Diplomatic Immunity
- Cover of first edition
- Author: Lois McMaster Bujold
- Audio read by: Grover Gardner
- Cover artist: Stephen Hickman
- Language: English
- Series: Vorkosigan Saga Universe
- Genre: Science fiction
- Publisher: Baen Books
- Publication date: 2002
- Publication place: United States
- Media type: Print (hardback & paperback)
- Pages: 320
- ISBN: 0-7434-3533-8
- OCLC: 48662396
- Dewey Decimal: 813/.54 21
- LC Class: PS3552.U397 D57 2002
- Preceded by: A Civil Campaign
- Followed by: Cryoburn

= Diplomatic Immunity (novel) =

2002 science fiction novel by Lois McMaster Bujold

Diplomatic Immunity is a 2002 science fiction novel by American writer Lois McMaster Bujold, part of the Vorkosigan Saga. It was nominated for the Nebula Award for Best Novel in 2003.

==Plot summary==
Miles and Ekaterin Vorkosigan are enjoying a delayed honeymoon off-world while their first two children are approaching birth in their uterine replicators back on Barrayar.
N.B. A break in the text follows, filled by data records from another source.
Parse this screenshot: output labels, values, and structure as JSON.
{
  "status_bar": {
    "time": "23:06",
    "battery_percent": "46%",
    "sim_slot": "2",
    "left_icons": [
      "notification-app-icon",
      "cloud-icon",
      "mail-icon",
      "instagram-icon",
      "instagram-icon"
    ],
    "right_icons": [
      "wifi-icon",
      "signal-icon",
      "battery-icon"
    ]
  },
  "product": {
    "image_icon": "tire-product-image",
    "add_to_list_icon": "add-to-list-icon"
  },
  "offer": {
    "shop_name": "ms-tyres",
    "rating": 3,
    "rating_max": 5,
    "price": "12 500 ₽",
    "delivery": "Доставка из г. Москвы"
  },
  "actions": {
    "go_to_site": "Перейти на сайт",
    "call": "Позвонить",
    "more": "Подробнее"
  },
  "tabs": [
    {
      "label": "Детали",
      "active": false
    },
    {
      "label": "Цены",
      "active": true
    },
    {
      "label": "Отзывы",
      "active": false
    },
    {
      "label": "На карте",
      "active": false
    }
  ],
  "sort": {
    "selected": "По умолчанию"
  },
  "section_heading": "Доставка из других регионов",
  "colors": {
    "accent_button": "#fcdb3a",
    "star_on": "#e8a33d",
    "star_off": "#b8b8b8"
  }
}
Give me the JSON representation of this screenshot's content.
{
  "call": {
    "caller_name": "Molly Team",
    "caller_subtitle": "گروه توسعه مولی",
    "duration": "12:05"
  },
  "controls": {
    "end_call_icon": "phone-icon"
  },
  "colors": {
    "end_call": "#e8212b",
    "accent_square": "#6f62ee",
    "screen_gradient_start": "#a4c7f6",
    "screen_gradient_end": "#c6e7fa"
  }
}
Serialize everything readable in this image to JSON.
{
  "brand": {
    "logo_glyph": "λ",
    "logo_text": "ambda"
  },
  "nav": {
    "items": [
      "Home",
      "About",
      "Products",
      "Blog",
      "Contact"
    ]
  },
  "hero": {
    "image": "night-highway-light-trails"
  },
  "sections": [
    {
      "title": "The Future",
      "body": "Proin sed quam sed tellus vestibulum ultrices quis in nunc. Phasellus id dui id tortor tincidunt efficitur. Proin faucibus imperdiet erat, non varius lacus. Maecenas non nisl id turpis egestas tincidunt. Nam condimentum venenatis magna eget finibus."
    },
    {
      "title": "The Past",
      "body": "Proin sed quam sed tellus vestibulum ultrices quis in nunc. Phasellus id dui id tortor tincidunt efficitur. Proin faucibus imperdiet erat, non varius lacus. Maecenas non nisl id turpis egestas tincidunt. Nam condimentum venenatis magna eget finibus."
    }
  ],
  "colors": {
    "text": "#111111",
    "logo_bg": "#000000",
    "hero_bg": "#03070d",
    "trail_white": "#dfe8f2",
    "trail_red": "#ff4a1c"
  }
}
On their way home, Miles receives Emperor Gregor Vorbarra's command to go to Graf Station in Quaddiespace to untangle a diplomatic incident in his capacity as the nearest Imperial Auditor. There, he is unexpectedly reunited with the Betan hermaphrodite Bel Thorne, a trusted former Dendarii Mercenaries subordinate and his good friend, now working for the Quaddies (as well as Barrayaran Imperial Security as a secret observer).

Quaddies are the result of genetic manipulation centuries before (as described in Bujold's novel Falling Free). Intended to be used as laborers in zero-G, they have extra arms instead of legs. However, the invention of artificial gravity suddenly made them unprofitable to the corporation that created them. They stole a spaceship to avoid being confined to a barracks on a planet for the rest of their lives and colonized a remote star system. At Graf Station, the Quaddies occupy a zero-G section, while visitors use a section with artificial gravity. Quaddies tend to be suspicious of other humans based on their history of callous exploitation.

A convoy of Komarran merchant ships is being prevented from leaving the station due to trouble caused by Barrayaran personnel from their military escort. Furthermore, a Barrayaran security officer is missing, possibly murdered or deserted.

While investigating, Miles uncovers a plot by a high-ranking, renegade, sexless Cetagandan, who has stolen a cargo of extreme importance to the Cetagandans and attempts to hide its tracks by framing Barrayar (and killing the missing Barrayaran officer). By the time Miles figures out what is going on, he and Bel have become infected by a highly lethal bioweapon. Miles nearly dies, but he reaches the nearest Cetagandan world and averts an interstellar war between Cetaganda and Barrayar with his discoveries. He and Bel are cured by the Cetagandans, though they are both, to differing degrees, permanently debilitated.

==Reception==
Jeff Zaleski, in his Publishers Weekly review, praised Bujold's worldbuilding and "witty, character-centered plot"." Booklist was mixed in their review saying "though Miles remains clever and debonair throughout, too many early series references needlessly obfuscate a breezy, conventional, albeit deep-space, whodunit." Paul Brink, in his review for School Library Journal called it a "quick read (with) an abundance of plot twists", noting that Bujold "gets the technical details right, but keeps explanations to a minimum".